A new bill is being considered in Congress that aims to streamline mergers and acquisitions in the healthcare industry, and the nation’s American Hospital Association has just handed its support to the legislation.

The bill, named the Standard Merger and Acquisitions Reviews Through Equal Rules Act, or SMARTER, would amend two rules currently used by antitrust watchdogs to review merger cases. One major effect of the bill would address the Federal Trade Commission’s ability to use internal processes to review a merger, unlike the Department of Justice. .

”Hospitals, in particular, have been adversely impacted by the ability o the FTC to use its own internal administrative process to challenge a transaction,” the AHA wrote to the Committee on the Judiciary states. “Specifically, while the DOJ litigates its merger cases entirely in federal court before an impartial judge, the FTC has used the difference in authority between the two federal antitrust agencies to subject hospital transactions to what amounts to double jeopardy.”
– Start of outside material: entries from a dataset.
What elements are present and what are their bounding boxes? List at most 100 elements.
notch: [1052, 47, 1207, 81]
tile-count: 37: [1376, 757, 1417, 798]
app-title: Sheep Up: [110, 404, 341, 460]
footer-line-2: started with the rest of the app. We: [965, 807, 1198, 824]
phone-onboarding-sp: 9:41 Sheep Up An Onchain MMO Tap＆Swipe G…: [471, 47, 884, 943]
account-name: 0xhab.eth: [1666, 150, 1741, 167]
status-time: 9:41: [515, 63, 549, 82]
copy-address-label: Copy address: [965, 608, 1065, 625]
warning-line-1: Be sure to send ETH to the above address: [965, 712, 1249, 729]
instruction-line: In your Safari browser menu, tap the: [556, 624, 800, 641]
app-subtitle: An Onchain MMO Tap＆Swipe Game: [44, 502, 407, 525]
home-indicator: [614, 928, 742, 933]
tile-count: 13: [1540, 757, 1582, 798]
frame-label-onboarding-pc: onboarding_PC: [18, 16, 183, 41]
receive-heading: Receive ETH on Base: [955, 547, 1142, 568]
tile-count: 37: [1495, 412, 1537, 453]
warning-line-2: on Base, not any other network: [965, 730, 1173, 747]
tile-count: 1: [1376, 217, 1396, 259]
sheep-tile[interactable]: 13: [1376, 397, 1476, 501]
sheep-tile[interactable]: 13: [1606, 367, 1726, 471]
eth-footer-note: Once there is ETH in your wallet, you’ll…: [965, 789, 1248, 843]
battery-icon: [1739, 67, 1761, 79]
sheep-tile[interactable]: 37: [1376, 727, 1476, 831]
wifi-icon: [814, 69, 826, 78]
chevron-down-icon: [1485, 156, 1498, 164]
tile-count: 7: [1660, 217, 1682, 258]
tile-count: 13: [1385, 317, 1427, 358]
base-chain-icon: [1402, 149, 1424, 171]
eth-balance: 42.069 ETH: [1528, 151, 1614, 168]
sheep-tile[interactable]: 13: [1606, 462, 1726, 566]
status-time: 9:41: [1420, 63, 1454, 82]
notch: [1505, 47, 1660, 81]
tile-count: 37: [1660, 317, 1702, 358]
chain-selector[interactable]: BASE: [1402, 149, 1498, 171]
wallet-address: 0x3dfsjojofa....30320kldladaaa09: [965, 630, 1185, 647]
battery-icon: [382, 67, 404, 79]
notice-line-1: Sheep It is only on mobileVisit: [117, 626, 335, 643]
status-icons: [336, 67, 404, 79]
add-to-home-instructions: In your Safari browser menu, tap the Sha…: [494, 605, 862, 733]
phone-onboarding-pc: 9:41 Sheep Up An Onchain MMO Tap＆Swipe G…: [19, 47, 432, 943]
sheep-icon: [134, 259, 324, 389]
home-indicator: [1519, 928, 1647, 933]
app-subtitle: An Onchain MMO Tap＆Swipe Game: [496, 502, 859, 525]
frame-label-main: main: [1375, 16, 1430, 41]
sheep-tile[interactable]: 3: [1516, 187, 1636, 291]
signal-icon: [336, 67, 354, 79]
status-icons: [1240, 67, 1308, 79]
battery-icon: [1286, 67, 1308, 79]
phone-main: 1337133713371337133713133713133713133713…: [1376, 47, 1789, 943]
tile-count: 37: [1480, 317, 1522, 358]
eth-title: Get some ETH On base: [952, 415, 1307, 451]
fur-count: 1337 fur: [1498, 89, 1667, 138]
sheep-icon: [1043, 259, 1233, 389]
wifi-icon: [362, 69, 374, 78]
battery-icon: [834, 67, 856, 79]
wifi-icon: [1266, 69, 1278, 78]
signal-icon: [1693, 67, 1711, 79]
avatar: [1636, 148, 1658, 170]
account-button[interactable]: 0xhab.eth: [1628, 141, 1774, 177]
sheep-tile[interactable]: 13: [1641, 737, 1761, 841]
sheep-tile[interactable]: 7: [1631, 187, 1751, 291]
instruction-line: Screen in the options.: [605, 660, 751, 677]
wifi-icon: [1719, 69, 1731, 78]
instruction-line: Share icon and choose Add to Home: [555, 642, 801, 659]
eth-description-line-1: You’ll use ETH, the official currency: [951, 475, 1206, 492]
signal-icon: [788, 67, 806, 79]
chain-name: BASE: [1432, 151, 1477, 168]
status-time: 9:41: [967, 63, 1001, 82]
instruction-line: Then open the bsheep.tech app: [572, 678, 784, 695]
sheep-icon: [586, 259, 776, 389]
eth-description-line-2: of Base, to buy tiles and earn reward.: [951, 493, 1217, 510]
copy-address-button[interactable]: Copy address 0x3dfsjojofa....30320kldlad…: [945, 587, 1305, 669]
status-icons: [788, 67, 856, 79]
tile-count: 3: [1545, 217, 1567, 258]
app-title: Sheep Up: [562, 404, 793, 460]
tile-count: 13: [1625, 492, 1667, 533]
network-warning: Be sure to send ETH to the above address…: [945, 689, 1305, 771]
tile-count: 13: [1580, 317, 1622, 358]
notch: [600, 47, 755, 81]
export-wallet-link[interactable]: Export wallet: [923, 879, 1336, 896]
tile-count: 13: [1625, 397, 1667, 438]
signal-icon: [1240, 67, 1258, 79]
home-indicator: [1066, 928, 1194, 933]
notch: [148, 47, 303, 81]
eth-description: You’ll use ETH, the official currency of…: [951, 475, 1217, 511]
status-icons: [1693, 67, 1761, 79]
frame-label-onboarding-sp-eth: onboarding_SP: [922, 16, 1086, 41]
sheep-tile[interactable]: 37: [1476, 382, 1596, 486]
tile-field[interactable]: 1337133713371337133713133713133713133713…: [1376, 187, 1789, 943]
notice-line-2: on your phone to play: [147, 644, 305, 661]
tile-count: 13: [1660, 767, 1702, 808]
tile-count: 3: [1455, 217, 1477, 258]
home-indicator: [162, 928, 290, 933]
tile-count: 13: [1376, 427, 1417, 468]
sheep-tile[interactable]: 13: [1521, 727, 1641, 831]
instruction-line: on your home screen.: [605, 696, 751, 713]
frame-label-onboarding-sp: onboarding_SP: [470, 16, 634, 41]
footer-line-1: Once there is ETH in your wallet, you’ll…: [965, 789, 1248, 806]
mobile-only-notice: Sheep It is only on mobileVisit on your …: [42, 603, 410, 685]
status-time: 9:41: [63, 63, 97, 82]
That “double jeopardy” refers to the possibility of hospital mergers being subject to both injunctions and litigation, say reports.

The AHA is also reportedly asking lawmakers to include a provision that would require the Federal Trade Commission and Department of Justice to issue a closing statement for unchallenged mergers.

The bill is currently with the House of Representatives and was introduced earlier this week.